Elise von Bernstorff


I was born on January 27, 1789, in Copenhagen, and received the name Elise by holy baptism on February 15.

My parents were Magnus Count of Dernath, then in Danish services, and Charlotte, neé Countess of Bernstorff. My father did not have any siblings and died as the last of his family, since his sons had preceded him to the grave. [ . . . ]

On my mother’s side, the closer relations were all the more numerous, and besides the grandparents Bernstorff, I am naming here my mother’s siblings, not only because they will play such a major role in these pages, not only because from early childhood onward, I was devoted to them in enthusiastic love and admiration, but because the second, my mother’s favorite brother, Christian, became my husband in 1806. [ . . . ]

My grandfather on my mother’s side was the Danish Minister of State, Andreas Petrus Graf v. Bernstorff, owner of the magnificent Bernstorff estate near Copenhagen. [ . . . ]

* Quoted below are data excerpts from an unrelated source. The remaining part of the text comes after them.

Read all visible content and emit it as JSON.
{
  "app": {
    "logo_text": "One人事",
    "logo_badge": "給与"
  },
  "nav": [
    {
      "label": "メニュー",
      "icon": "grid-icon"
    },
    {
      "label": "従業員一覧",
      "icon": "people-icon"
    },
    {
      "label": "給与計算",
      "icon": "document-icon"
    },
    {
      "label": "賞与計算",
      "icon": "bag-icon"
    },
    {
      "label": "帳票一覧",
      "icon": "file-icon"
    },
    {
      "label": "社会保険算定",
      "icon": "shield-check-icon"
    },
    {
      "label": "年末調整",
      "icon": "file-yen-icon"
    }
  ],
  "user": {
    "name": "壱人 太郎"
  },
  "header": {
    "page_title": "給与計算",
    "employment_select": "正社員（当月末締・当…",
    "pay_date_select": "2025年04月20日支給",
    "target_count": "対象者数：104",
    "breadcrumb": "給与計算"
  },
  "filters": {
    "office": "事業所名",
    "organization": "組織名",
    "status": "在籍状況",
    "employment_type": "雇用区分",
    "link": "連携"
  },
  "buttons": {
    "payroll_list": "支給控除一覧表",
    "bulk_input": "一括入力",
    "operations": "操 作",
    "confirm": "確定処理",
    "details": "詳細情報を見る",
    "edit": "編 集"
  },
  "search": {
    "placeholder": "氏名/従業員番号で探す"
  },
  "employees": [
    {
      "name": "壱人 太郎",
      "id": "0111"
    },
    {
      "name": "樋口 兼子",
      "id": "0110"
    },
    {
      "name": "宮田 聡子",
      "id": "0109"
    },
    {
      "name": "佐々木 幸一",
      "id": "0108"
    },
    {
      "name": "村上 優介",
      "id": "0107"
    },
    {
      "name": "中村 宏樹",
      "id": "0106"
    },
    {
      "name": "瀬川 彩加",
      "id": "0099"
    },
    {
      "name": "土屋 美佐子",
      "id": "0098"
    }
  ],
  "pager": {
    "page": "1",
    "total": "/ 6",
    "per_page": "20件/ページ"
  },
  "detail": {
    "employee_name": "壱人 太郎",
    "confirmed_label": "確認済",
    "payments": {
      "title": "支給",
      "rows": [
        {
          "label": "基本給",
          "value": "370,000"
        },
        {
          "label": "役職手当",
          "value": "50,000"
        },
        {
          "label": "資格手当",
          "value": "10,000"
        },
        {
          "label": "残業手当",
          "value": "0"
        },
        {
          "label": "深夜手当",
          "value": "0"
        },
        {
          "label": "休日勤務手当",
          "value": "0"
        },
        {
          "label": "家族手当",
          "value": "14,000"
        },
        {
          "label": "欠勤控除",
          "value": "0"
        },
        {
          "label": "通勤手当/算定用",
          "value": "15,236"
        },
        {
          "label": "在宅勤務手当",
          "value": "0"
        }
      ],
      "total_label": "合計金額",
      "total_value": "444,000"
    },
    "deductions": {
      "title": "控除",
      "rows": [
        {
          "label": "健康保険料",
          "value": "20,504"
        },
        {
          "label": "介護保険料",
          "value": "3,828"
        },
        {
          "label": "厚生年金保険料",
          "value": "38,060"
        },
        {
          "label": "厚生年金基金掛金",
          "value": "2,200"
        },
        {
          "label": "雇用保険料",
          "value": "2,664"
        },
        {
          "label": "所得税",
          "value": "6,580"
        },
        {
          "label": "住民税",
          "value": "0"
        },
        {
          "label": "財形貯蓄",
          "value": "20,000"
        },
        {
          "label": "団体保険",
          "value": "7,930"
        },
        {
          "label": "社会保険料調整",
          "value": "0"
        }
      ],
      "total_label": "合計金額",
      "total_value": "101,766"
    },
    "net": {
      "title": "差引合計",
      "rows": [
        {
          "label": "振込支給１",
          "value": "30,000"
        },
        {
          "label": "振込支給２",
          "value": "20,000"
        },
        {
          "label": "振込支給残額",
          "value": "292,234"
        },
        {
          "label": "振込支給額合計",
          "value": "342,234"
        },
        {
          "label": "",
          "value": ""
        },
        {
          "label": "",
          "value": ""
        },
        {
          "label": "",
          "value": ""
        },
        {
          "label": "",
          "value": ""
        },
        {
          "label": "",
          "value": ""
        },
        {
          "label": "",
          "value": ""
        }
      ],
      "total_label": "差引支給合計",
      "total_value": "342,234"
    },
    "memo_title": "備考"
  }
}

I have only sunny, happy memories of my early childhood. I spent the summer with its pastoral delights just as cheerfully as the winter in Copenhagen. The solitariness in which I grew up – because sisters had been denied and brothers snatched away from me – did not feel to me as such at all, especially not before I received a governess, since at that time I played around the entire day near my Mom in her room, mostly with dolls that I loved like children.